To the gods

Do they have wifi in Valinor? Probably not. All the same, I don’t know how else us mere mortals can reach you, Valar and Valier.

Manwë, perhaps you’re good with not being reached, seeing as how we’ve thickened the air with pollution, with profanities, with hateful words said aloud, behind closed doors, through radio waves and email chains. I don’t doubt you’ve seen it all. I’m not sure it has gotten better, or worse, since you last walked among us, Camlost. I hope you know what you’re doing or can at least have mercy upon us, Travelers.

If Manwë has lost hope in us, will you stand near him, Elbereth? Help him see from Oiolossë to our hearts, to the good – little it may be – among us. Hear the cries from east to west, from the hills and the valleys, and from the dark places as we stumble. Guide us, Varda, to look up. Help us escape the light pollution of our cities, our electronics, and silver screens. May we all look! Look up! See the beauty of your stars, which captivated the First-Born, the Eldar long-faded(?). Forgive us for neglecting you, Elbereth, Lady of the Stars.

Ulmo, Lord of Waters, thank you for never abandoning us. We have done great harm to your kingdoms. We have allowed our gifts to consume us; for greed and the seeds of Morgoth to contaminate our hearts. Have we polluted your waters to the point they cannot cleanse us of our abomination? Or, do you have a fountain pure, worthy of a baptism of our collective hearts? May your Ulumúri sing the song of redeeming love, and help us turn our hearts.

Aulë, perhaps we’ve set you up to be a god among gods? After all, do we not worship the thing made? Your gems, your gold, your precious crafts? Perhaps, a twisted tale of tales made you out to be Yahweh, god of metallurgy, and a blacksmith, eventually god of all? Yet, you ever remain faithful to Eru, and I suspect such misplaced worship, if it is so, wounds you. Forgive us. Help us repair the tumults and havoc we’ve brought into Arda. May we bring back Spring to Arda marred.

Yavanna, Kementári, Queen of the Earth, I fear that your grievance of heart, at the beginning of days, before the Eruhin came to Arda, was justified. I fear that our darkened hearts have little love for the things of your love. Perhaps, it is time to wake the powers in the forest whose wrath we might arouse at our peril? Or, maybe, you might teach us anew to have dominion in Arda, though not, by the purpose of Eru, without respect or without gratitude? Come! Teach us, Queen of the Earth. Walk with us, robed in green, and crowned with the Sun.

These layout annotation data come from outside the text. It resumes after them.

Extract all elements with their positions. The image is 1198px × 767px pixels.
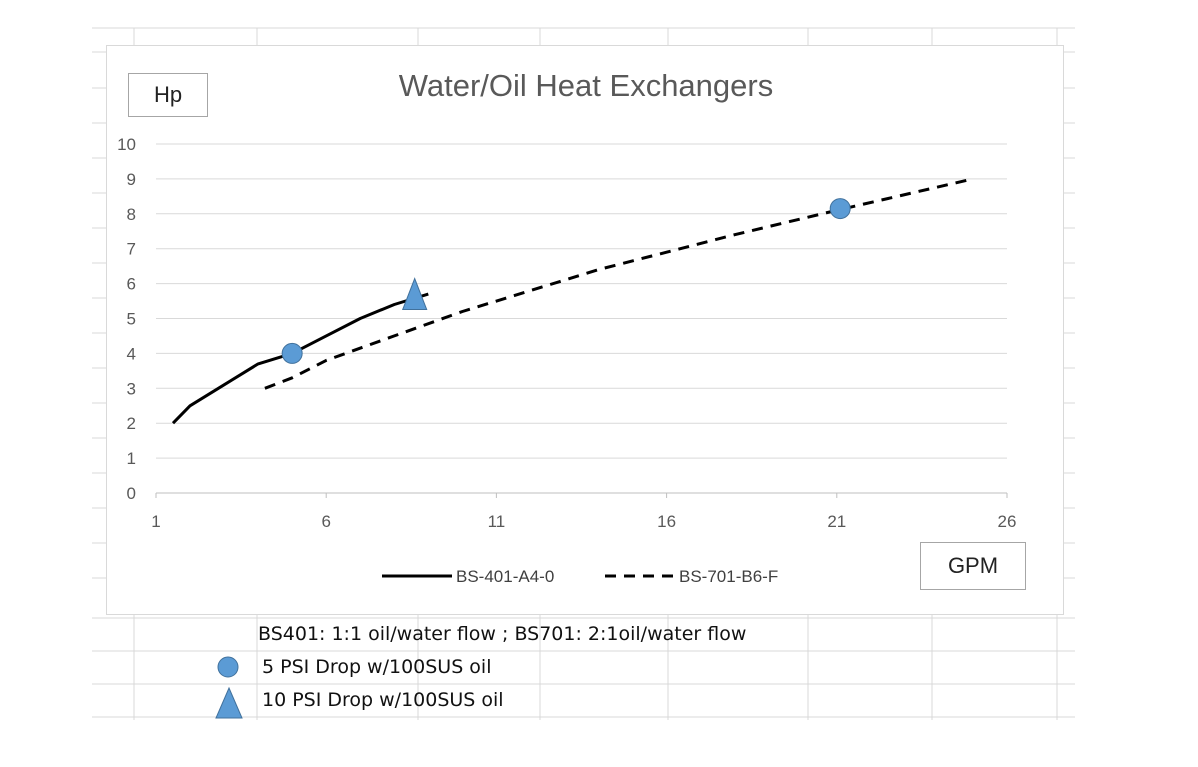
x-tick-label: 16 <box>657 512 676 531</box>
y-tick-label: 3 <box>127 379 136 398</box>
x-tick-label: 21 <box>827 512 846 531</box>
circle-data-marker <box>829 198 851 220</box>
triangle-data-marker <box>401 277 428 311</box>
y-tick-label: 8 <box>127 205 136 224</box>
x-tick-label: 1 <box>151 512 160 531</box>
x-tick-label: 11 <box>488 512 506 531</box>
y-tick-label: 6 <box>127 275 136 294</box>
circle-marker-note: 5 PSI Drop w/100SUS oil <box>262 656 492 678</box>
triangle-marker-icon <box>215 686 243 719</box>
x-tick-label: 6 <box>321 512 330 531</box>
y-tick-label: 0 <box>127 484 136 503</box>
y-axis-unit-label[interactable]: Hp <box>128 73 208 117</box>
circle-marker-icon <box>217 656 239 678</box>
y-tick-label: 2 <box>127 414 136 433</box>
legend-label-1: BS-701-B6-F <box>679 567 778 586</box>
triangle-marker-note: 10 PSI Drop w/100SUS oil <box>262 689 504 711</box>
x-tick-label: 26 <box>998 512 1017 531</box>
y-tick-label: 7 <box>127 240 136 259</box>
y-tick-label: 5 <box>127 310 136 329</box>
legend-label-0: BS-401-A4-0 <box>456 567 554 586</box>
y-tick-label: 9 <box>127 170 136 189</box>
flow-ratio-note: BS401: 1:1 oil/water flow ; BS701: 2:1oi… <box>258 623 747 645</box>
y-tick-label: 1 <box>127 449 136 468</box>
x-axis-unit-label[interactable]: GPM <box>920 542 1026 590</box>
circle-data-marker <box>281 342 303 364</box>
y-tick-label: 10 <box>117 135 136 154</box>
y-tick-label: 4 <box>127 344 136 363</box>
chart-title: Water/Oil Heat Exchangers <box>398 68 774 103</box>
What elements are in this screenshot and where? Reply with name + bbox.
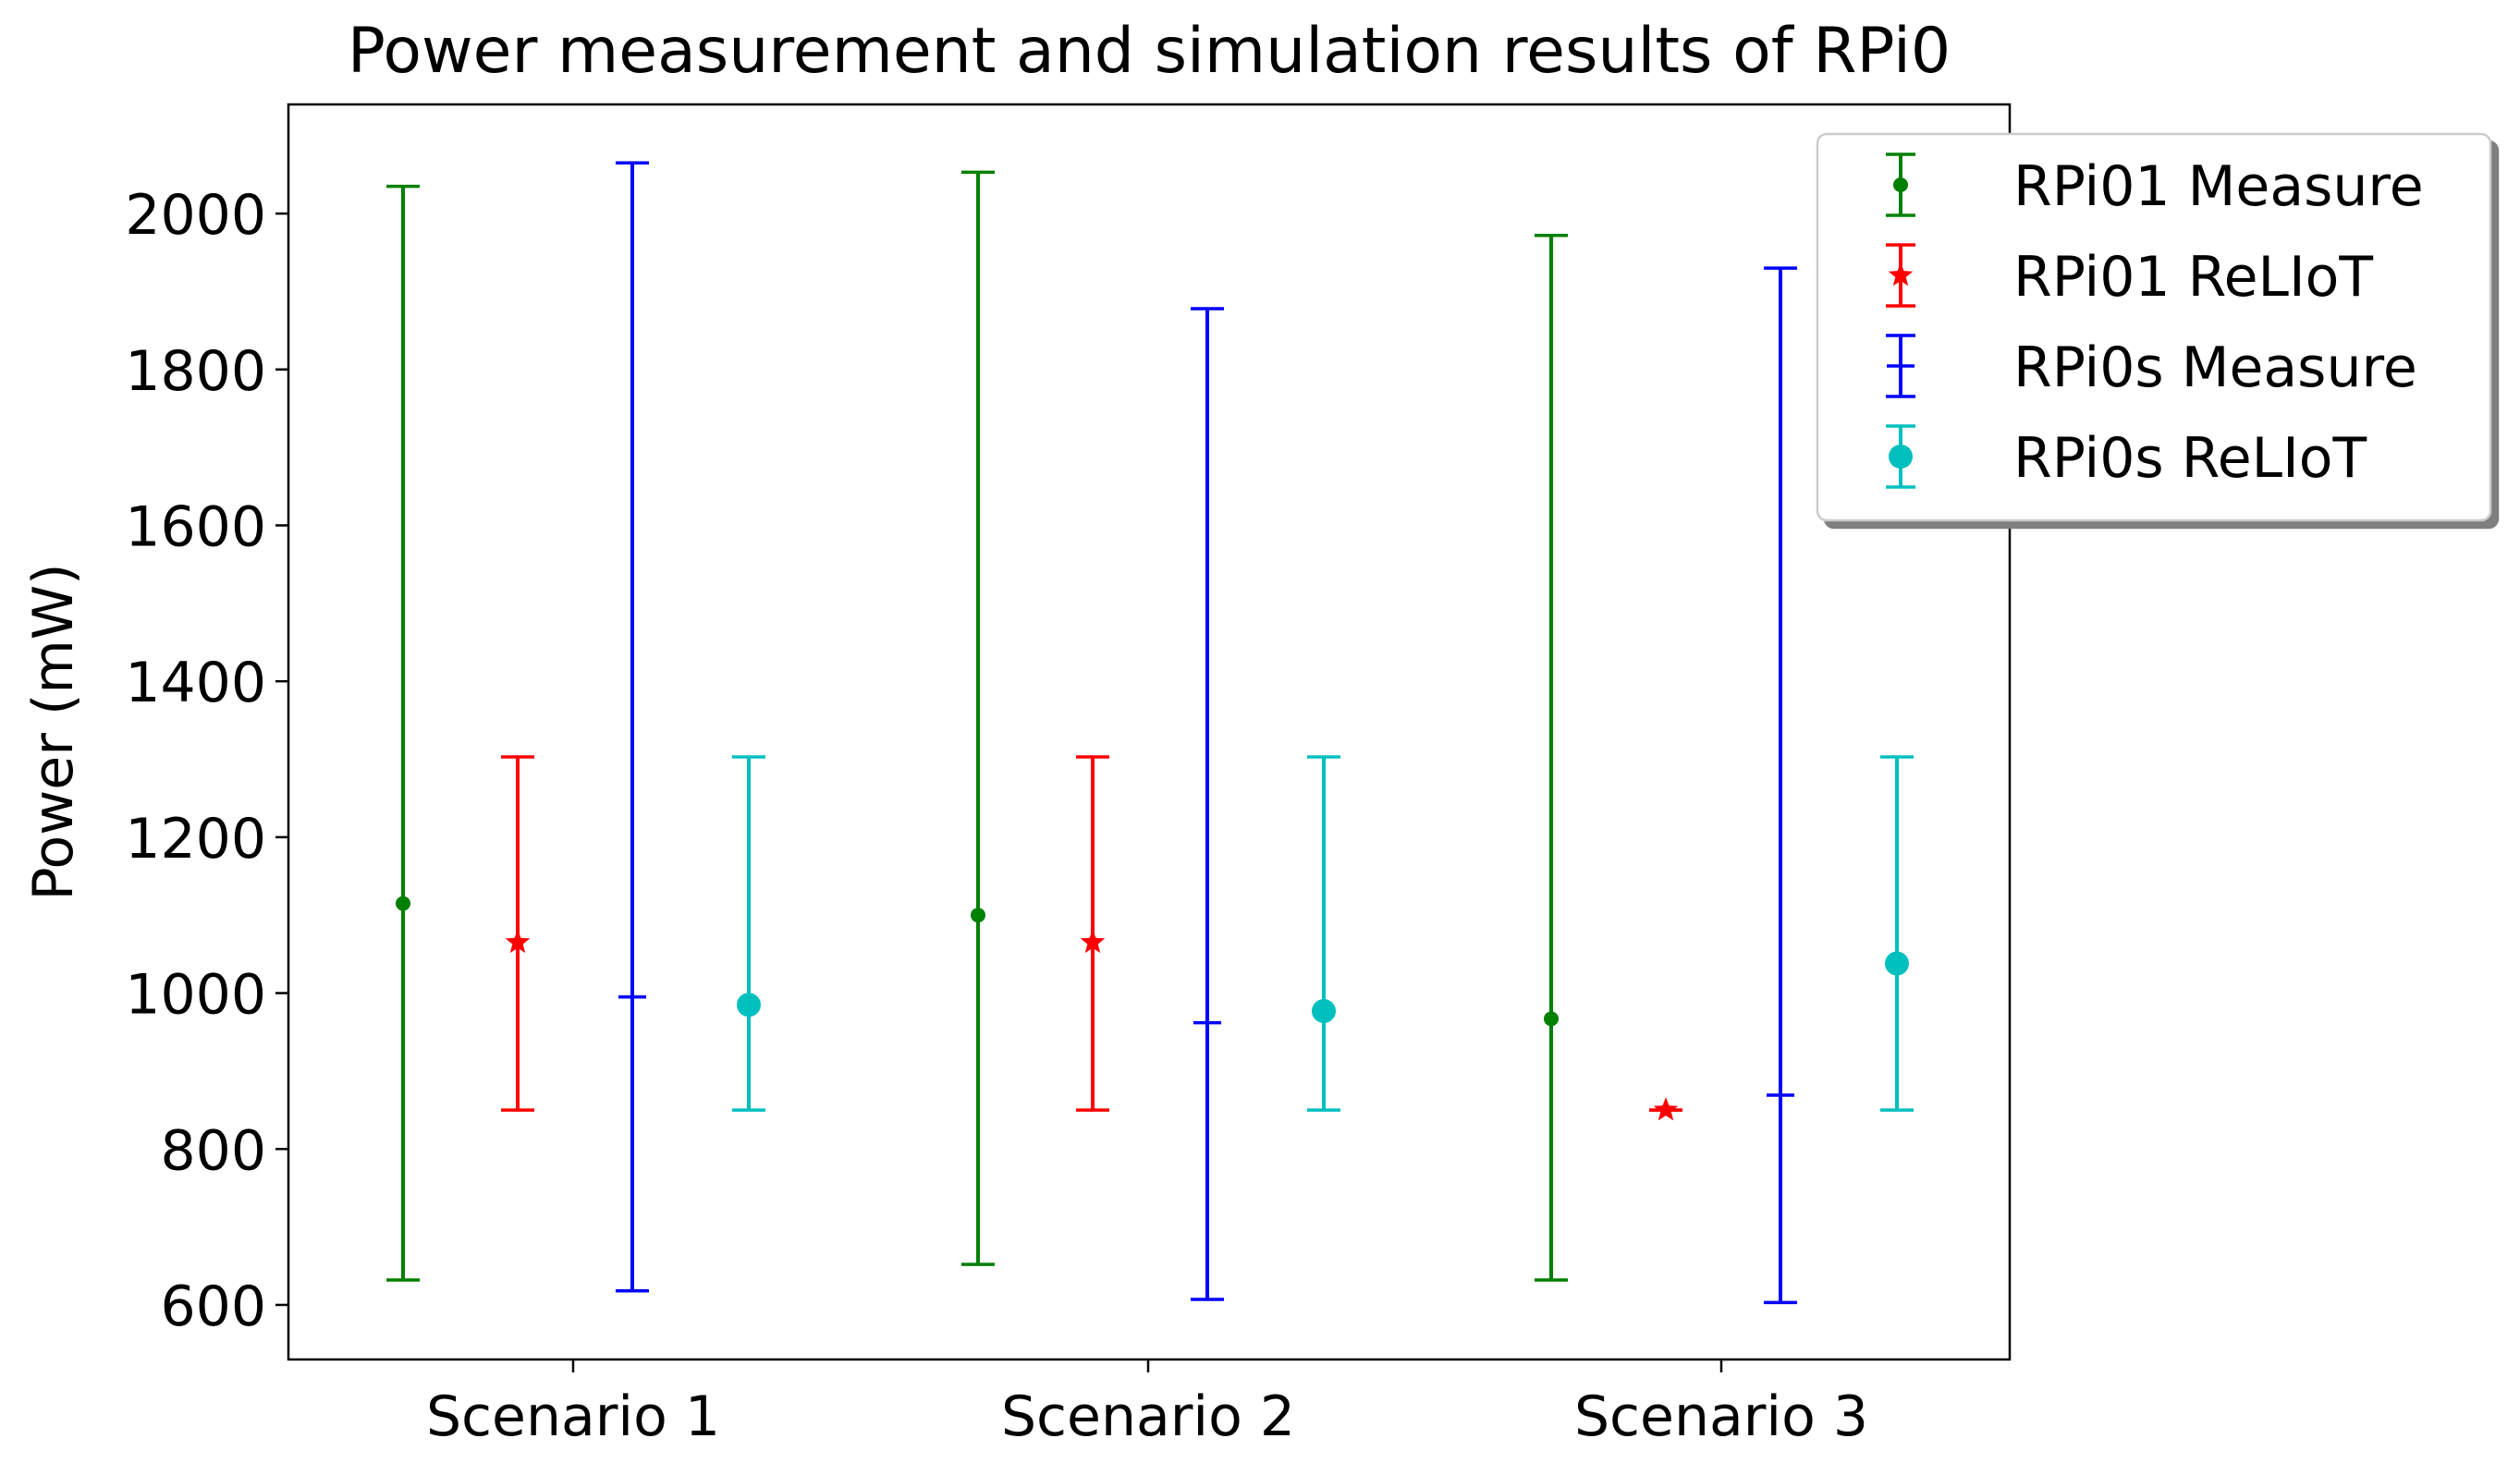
marker-dot [1312,998,1336,1023]
series-rpi01-reliot [501,755,1682,1121]
y-tick-label: 2000 [125,183,266,248]
legend-item: RPi0s ReLIoT [1886,424,2367,491]
marker-star [1888,262,1914,286]
legend-item: RPi01 Measure [1886,152,2424,219]
legend-label: RPi01 ReLIoT [2013,245,2373,310]
marker-dot [396,896,410,911]
marker-dot [1885,951,1909,976]
x-tick-label: Scenario 2 [1001,1384,1295,1449]
x-tick-label: Scenario 1 [426,1384,720,1449]
y-tick-label: 800 [160,1118,266,1183]
x-axis: Scenario 1 Scenario 2 Scenario 3 [426,1359,1868,1449]
legend: RPi01 Measure RPi01 ReLIoT RPi0s Measure RP… [1816,132,2492,522]
y-tick-label: 1200 [125,807,266,872]
y-tick-label: 1400 [125,651,266,715]
marker-star [1080,929,1106,954]
chart-title: Power measurement and simulation results… [348,15,1951,88]
series-rpi0s-measure [616,161,1797,1305]
series-layer [386,161,1914,1305]
legend-item: RPi01 ReLIoT [1886,243,2373,310]
marker-dot [1893,177,1908,192]
series-rpi0s-reliot [732,755,1914,1112]
legend-label: RPi0s Measure [2013,335,2417,400]
plot-area [287,103,2012,1361]
marker-star [1653,1097,1679,1121]
marker-dot [1544,1011,1559,1027]
marker-dot [971,908,985,923]
y-tick-label: 1600 [125,494,266,559]
legend-items: RPi01 Measure RPi01 ReLIoT RPi0s Measure RP… [1886,152,2424,491]
series-rpi01-measure [386,170,1568,1282]
marker-star [505,929,531,954]
legend-label: RPi01 Measure [2013,154,2424,219]
y-tick-label: 1800 [125,339,266,404]
legend-item: RPi0s Measure [1886,334,2417,400]
y-tick-label: 600 [160,1274,266,1339]
marker-dot [737,993,761,1018]
legend-label: RPi0s ReLIoT [2013,426,2367,491]
legend-box [1816,132,2492,522]
marker-dot [1889,445,1913,469]
y-axis: 600 800 1000 1200 1400 1600 1800 2000 [125,183,288,1339]
y-tick-label: 1000 [125,963,266,1028]
y-axis-label: Power (mW) [21,563,86,900]
x-tick-label: Scenario 3 [1574,1384,1868,1449]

Oh, Fëanturi, masters of spirits, how we need you both. We are Strangers, Guests in the Arda; travelers with one known road to travel: death. Perhaps, we need to dream new dreams? See visions of where we go when we leave the world? Hear our fate told anew, with hope in the Gift, rather than craving a new ending? Help us understand. Help us see our role in the Second Music if you can.

Dearest Nienna, acquainted with grief, how we Guests know your song. Help us with our lamentation. Teach us your sweet melodious song, that we may learn pity, and endurance in hope. Take the hand of your sister-in-law, Estë, and mend the wounds and mourning of Arda, and of Men; bring us strength and teach us wisdom in our sorrow.

Here ends my petition, to you, the Powers of Heaven: the Valar and Valier. May it find its way to each of you. May this mark the beginning of an awakening, a reimagining, and a new story (or, a re-telling of a good-spell, long forgotten). May you guide us all, as we stumble through Arda marred, and give us hope through glances into the Land of Faë.